Toronto's Cardinal Thomas Collins presided over the installation mass and ceremony at St. Basil's Church. The installation was attended by Chancellor Michael Wilson, Dean David Cameron of the Faculty of Arts & Science and David Mulroney, president and vice-chancellor of St. Michael’s. Guests included Adrienne Clarkson, former Governor General of Canada.
With approximately 5,000 students, USMC is one of the largest undergraduate colleges in U of T's Faculty of Arts and Science. Now the academic head of USMC's undergraduate division, Boyagoda is also an alumnus.
“My first class at the University of Toronto was at St. Mike’s, and I also fondly remember attending mass at St. Basil’s with my friends,” Boyagoda told U of T News. “Given the rich and distinguished history of the college and its important relationships to the University of Toronto, St.

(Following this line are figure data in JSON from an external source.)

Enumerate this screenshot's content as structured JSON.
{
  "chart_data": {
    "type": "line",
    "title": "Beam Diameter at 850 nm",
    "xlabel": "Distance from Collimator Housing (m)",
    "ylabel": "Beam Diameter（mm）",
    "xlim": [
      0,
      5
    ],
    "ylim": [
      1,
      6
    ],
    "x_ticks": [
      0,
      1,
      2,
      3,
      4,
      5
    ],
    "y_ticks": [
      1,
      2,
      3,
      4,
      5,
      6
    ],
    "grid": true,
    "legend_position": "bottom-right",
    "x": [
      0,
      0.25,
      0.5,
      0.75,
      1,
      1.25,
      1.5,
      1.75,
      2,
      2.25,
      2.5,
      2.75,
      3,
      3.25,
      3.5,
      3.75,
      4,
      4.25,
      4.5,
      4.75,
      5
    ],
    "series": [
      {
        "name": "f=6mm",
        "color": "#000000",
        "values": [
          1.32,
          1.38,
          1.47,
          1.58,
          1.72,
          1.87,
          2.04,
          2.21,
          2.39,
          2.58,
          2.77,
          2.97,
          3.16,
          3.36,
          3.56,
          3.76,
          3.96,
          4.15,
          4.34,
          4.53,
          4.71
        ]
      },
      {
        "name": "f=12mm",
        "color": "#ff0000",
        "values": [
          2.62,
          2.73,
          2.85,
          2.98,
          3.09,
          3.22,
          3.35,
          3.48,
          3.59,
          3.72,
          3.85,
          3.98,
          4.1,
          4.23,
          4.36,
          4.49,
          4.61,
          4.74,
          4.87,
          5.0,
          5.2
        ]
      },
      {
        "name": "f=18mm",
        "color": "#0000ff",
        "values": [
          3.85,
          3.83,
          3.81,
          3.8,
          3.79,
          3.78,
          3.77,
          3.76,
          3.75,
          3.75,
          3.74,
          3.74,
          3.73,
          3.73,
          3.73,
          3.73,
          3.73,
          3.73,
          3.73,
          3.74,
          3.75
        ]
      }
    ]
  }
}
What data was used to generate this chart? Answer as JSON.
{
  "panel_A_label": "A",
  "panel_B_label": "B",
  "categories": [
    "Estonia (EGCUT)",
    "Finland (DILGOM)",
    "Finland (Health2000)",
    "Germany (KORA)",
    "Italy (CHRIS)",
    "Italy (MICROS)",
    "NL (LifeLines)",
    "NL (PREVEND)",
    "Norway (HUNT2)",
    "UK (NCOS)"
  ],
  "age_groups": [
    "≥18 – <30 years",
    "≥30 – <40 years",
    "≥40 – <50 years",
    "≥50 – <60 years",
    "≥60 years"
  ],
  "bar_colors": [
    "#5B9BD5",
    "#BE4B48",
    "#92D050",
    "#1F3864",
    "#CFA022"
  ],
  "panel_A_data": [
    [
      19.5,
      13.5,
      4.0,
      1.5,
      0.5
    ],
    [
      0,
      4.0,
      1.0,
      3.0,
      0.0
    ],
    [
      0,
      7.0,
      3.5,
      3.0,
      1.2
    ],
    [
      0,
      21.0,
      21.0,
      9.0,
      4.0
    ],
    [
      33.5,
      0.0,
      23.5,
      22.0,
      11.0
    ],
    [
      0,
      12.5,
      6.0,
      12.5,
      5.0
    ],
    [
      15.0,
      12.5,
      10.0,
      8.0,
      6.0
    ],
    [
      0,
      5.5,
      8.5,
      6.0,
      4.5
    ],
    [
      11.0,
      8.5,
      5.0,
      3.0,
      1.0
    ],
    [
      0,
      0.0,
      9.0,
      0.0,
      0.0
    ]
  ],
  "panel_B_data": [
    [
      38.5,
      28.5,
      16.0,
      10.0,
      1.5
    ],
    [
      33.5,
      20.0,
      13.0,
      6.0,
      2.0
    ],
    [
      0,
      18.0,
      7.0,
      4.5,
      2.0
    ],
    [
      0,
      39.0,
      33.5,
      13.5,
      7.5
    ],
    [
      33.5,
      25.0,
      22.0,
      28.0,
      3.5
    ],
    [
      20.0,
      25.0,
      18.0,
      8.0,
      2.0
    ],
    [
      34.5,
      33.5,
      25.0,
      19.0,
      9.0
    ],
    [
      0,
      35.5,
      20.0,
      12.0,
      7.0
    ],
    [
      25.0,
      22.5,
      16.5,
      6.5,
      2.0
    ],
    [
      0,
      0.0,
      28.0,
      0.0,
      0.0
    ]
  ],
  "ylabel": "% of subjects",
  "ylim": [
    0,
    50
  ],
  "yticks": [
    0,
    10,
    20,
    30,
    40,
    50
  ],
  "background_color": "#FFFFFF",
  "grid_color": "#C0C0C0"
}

Michael’s is an institution like no other in North America.
“As an academic leader, as a teacher, and as a Catholic intellectual, scholar, and writer, I look forward to being part of this community and helping contribute to its exciting future.”
An accomplished writer and academic with bylines in the New York Times, Wall Street Journal, Financial Times (UK) and the Globe and Mail, Boyagoda is known for his novels, Governor of the Northern Province and Beggar's Feast.

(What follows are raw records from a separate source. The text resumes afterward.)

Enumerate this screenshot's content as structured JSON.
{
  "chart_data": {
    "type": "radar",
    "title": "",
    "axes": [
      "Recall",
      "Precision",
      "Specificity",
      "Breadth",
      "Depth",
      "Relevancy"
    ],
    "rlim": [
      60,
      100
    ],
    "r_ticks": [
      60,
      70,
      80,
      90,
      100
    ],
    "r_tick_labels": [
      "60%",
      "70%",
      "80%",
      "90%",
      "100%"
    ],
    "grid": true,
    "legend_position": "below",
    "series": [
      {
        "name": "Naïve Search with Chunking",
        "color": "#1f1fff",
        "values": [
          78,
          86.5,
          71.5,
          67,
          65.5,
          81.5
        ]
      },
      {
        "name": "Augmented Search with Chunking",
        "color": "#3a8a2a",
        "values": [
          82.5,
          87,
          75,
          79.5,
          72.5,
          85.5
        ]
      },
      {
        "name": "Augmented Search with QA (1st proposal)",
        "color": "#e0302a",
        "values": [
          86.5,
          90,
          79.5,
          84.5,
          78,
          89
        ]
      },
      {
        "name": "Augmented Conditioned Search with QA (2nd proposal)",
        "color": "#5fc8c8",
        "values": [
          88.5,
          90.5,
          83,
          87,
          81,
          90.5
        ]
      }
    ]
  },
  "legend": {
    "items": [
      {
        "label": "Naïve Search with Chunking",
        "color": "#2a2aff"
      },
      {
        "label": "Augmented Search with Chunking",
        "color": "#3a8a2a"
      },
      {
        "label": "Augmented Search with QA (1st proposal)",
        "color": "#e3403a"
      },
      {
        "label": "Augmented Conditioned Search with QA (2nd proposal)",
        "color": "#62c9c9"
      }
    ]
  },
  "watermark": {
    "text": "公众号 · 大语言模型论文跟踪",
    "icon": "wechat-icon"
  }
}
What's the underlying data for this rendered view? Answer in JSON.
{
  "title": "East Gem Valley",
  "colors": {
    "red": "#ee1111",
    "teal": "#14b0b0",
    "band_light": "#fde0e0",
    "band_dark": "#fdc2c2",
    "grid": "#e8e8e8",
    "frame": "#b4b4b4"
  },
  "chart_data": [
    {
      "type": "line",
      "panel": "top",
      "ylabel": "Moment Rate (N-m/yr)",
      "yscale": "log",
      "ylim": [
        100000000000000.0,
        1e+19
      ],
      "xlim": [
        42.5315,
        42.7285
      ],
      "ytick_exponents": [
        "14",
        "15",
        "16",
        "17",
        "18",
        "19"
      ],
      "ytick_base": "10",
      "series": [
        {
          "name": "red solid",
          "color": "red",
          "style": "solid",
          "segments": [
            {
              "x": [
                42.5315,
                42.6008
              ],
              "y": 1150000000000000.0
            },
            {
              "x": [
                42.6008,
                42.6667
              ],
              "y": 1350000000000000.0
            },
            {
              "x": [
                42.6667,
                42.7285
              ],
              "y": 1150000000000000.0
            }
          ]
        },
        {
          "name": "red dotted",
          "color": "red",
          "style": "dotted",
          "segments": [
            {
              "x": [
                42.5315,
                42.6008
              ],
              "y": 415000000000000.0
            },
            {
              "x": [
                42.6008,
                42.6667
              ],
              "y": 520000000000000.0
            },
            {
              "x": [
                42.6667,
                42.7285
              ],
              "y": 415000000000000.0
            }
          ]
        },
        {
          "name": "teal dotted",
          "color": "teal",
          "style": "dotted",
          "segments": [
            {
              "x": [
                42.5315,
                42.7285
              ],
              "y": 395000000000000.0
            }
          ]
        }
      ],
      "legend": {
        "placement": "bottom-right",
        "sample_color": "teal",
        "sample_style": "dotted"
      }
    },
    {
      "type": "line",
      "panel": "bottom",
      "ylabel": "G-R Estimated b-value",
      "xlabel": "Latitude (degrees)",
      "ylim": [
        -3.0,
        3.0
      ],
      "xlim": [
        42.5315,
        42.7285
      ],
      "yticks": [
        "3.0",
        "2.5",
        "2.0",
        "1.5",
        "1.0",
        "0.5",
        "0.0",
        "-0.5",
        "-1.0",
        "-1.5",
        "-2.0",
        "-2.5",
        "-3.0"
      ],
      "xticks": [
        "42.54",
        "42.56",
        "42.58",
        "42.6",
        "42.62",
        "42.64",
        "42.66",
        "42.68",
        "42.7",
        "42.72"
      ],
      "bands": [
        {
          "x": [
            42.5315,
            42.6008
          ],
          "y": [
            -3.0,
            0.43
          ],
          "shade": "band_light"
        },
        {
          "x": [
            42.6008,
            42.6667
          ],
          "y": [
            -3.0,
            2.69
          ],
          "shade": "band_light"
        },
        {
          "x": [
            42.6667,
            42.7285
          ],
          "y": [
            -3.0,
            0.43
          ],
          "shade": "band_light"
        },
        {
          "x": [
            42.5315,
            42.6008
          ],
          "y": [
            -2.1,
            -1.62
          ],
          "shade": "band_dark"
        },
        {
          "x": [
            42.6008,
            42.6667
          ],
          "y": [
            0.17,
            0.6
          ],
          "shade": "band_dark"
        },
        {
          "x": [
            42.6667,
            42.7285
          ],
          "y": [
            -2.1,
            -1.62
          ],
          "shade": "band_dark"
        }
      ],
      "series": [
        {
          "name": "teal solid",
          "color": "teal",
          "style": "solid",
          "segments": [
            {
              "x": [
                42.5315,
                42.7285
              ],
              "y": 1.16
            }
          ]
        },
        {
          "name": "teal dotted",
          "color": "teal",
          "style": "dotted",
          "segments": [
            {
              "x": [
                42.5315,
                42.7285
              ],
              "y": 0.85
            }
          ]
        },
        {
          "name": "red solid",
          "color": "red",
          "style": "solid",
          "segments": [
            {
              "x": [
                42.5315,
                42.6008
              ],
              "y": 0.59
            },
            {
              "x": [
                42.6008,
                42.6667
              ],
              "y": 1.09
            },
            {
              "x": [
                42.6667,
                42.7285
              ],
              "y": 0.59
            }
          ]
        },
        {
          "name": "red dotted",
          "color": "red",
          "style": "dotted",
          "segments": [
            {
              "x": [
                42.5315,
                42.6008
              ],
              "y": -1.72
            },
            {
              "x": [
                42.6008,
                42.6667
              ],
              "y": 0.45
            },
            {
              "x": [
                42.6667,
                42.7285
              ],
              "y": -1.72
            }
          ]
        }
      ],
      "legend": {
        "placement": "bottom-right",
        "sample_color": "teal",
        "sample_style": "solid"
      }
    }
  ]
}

He has written extensively on human experience in contemporary literature, culture and current affairs, often from a religiously-informed vantage.
Through his recently published biography of the influential Fr. Richard John Neuhaus, Boyagoda established himself as a leading Catholic intellectual voice in North America.
Boyagoda previously held positions as chair of the English department and professor of American Studies at Ryerson University.
At Ryerson, he also served as the director of zone learning, Ryerson's experiential learning program modeled on business incubators that support the rapid creation of new companies and social organizations led by students.
He was a postdoctoral fellow and assistant professor of English at the University of Notre Dame.